Bullet journaling is a forgiving and customisable visual organisation system that is used to help a person manage their life. It allows people to get as creative as they wish while they plan, diarise, monitor, and track various aspects of their lives. An article recently shared by The Blurt Foundation – a mental health charity who dedicate their time to increasing the awareness and understanding of depression – explained the ways in which bullet journaling can be a surprisingly useful aid to our well-being. As I read through the article, I was incredibly impressed to hear how bullet journaling is able to help with identifying unhelpful thinking patterns, tracking moods, and even triggers. All of these tools, as well as creating spaces for therapy debriefs and notes, can have an immensely positive impact on a person’s mental health, allowing them to see, and subsequently monitor, the patterns which emerge across thinking and behaviour styles. As a person who is all too familiar with how mental health issues can seem so erratic and frantic, bullet journaling is a really fantastic tool that can help people understand the ways in which their brain works. Other ways in which this activity may benefit a person is by helping an individual to be re-acquainted with a positive perspective, or outlook, on their life that may have otherwise been suffering. Many bullet journals feature designated spaces for gratitude logs, goal/achievement spaces and plenty of room for to do lists – all of which help a person feel more focused, calm and collected.
As well as this, Bullet journaling is also very handy when it comes to monitoring your health as it provides practical ways of ensuring that your body is looked after, as well as your mind. Many people design their journals to feature sleep and exercise logs, graphs to measure their daily water intake, as well as including visual aids to remind themselves to take their medication. Then, of course, there is the more basic, and practical element of collating significant dates across each calendar month to remind the person bulleting about upcoming events, appointments and birthdays. For my bullet journal, for example, I try to vary the layout of each month to incorporate spaces where I can note all of these chores or errands – essentially, I like to lure myself into a false sense of security that I am a fully functioning adult who has their life together by using some fine liner pens and stickers… Basically, if you find it difficult to manage this whole ‘adulting’ malarkey, then bullet journaling may prove to be quite a handy, and nifty, little tool for you.

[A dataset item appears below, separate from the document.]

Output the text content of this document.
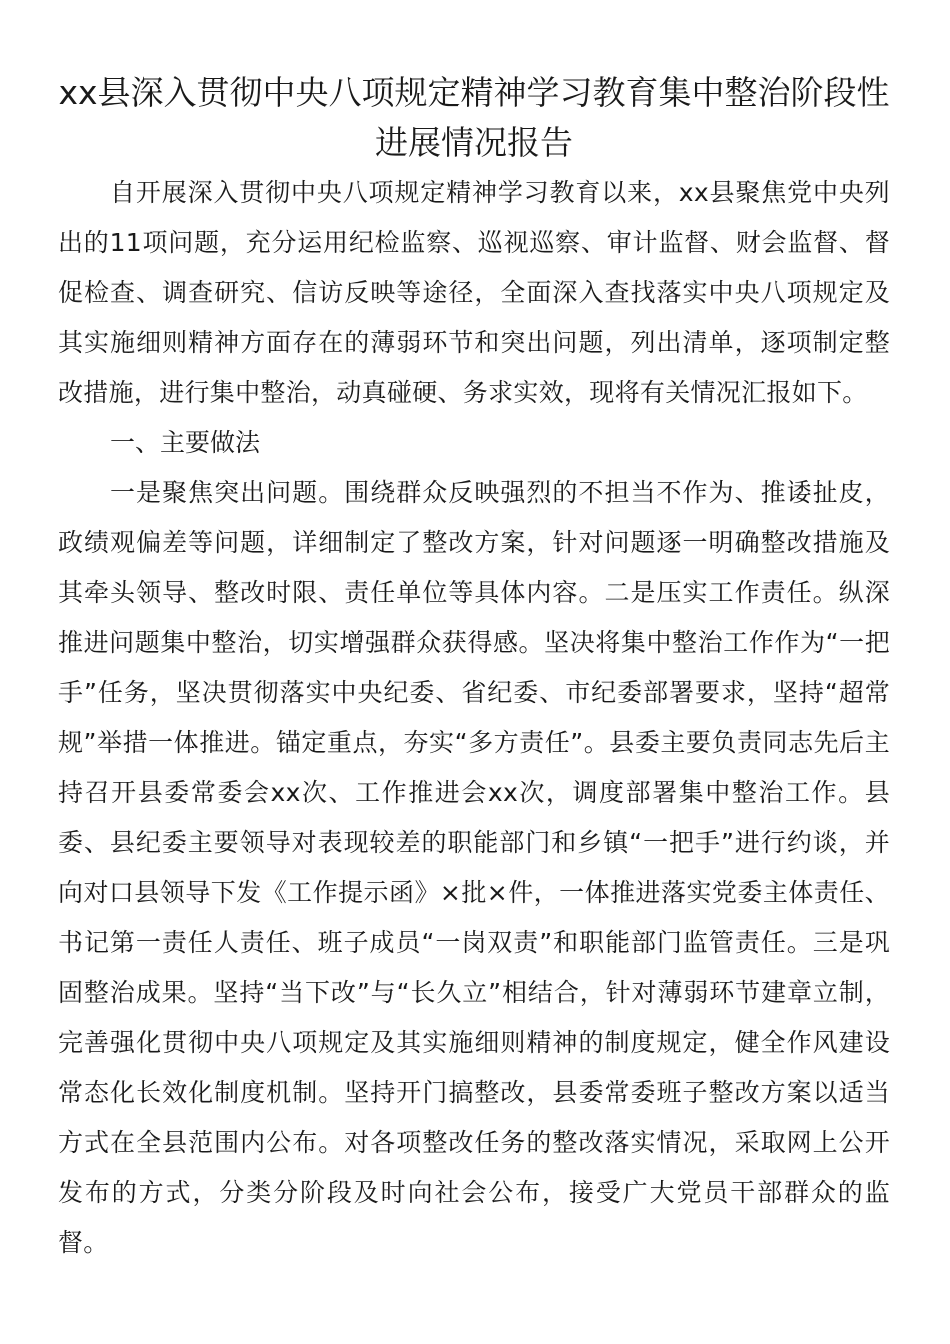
xx县深入贯彻中央八项规定精神学习教育集中整治阶段性进展情况报告

自开展深入贯彻中央八项规定精神学习教育以来，xx县聚焦党中央列出的11项问题，充分运用纪检监察、巡视巡察、审计监督、财会监督、督促检查、调查研究、信访反映等途径，全面深入查找落实中央八项规定及其实施细则精神方面存在的薄弱环节和突出问题，列出清单，逐项制定整改措施，进行集中整治，动真碰硬、务求实效，现将有关情况汇报如下。

一、主要做法

一是聚焦突出问题。围绕群众反映强烈的不担当不作为、推诿扯皮，政绩观偏差等问题，详细制定了整改方案，针对问题逐一明确整改措施及其牵头领导、整改时限、责任单位等具体内容。二是压实工作责任。纵深推进问题集中整治，切实增强群众获得感。坚决将集中整治工作作为“一把手”任务，坚决贯彻落实中央纪委、省纪委、市纪委部署要求，坚持“超常规”举措一体推进。锚定重点，夯实“多方责任”。县委主要负责同志先后主持召开县委常委会xx次、工作推进会xx次，调度部署集中整治工作。县委、县纪委主要领导对表现较差的职能部门和乡镇“一把手”进行约谈，并向对口县领导下发《工作提示函》×批×件，一体推进落实党委主体责任、书记第一责任人责任、班子成员“一岗双责”和职能部门监管责任。三是巩固整治成果。坚持“当下改”与“长久立”相结合，针对薄弱环节建章立制，完善强化贯彻中央八项规定及其实施细则精神的制度规定，健全作风建设常态化长效化制度机制。坚持开门搞整改，县委常委班子整改方案以适当方式在全县范围内公布。对各项整改任务的整改落实情况，采取网上公开发布的方式，分类分阶段及时向社会公布，接受广大党员干部群众的监督。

If you’re thinking of taking the plunge and starting a bullet journal, my advice is to be wary of Pinterest. Don’t get me wrong – I’ve taken so much inspiration from browsing through the bullet journal hashtag over summer, but it’s worth remembering that you shouldn’t be put off from starting your own journal at the first sight of the flawless layouts and designs you’ll inevitably come across when searching these posts. I still find myself very envious at the people whose bullet journals look so effortlessly pleasing, and have aesthetics that I only dream of being able to create. I started off using very simple templates for my pages, and as I’ve built up confidence begun experimenting more with fancy fonts, hand drawn illustrations, and stickers to make give my journal that personal Emily touch.
I’ve found bullet journaling very therapeutic so far: by being able to take time out of my day to work on a page design I’ve had, or to decorate a page from the day before, I find that I am able to have time to myself, where I feel calm and collected. (Unless I accidentally smudge something – which has happened a few times more than I care to admit…) Bullet journaling allows me to experience the sense of gratification and productivity that, as a high-functioning depressive, I constantly desire, but allows me to do so in a way that is genuinely enjoyable. It allows me to be productive, but towards something that I want to do for myself – not to satisfy the niggling thoughts that eat away at my brain that tell me without purpose or action, that I am lazy and a waste of space.
I’ve completely fallen in love with bullet journaling, as it is a hobby that also allows me to practice self-care. Taking some time to do a bit of doodling and drawing is something I always look forward to after a tough day. If you’re looking for an alternative from the dull (although admittedly functional) academic mid-year diaries hitting the shelves of W.H. Smiths, then I hope I have convinced you to explore – or consider, at the least – the idea of bullet journaling.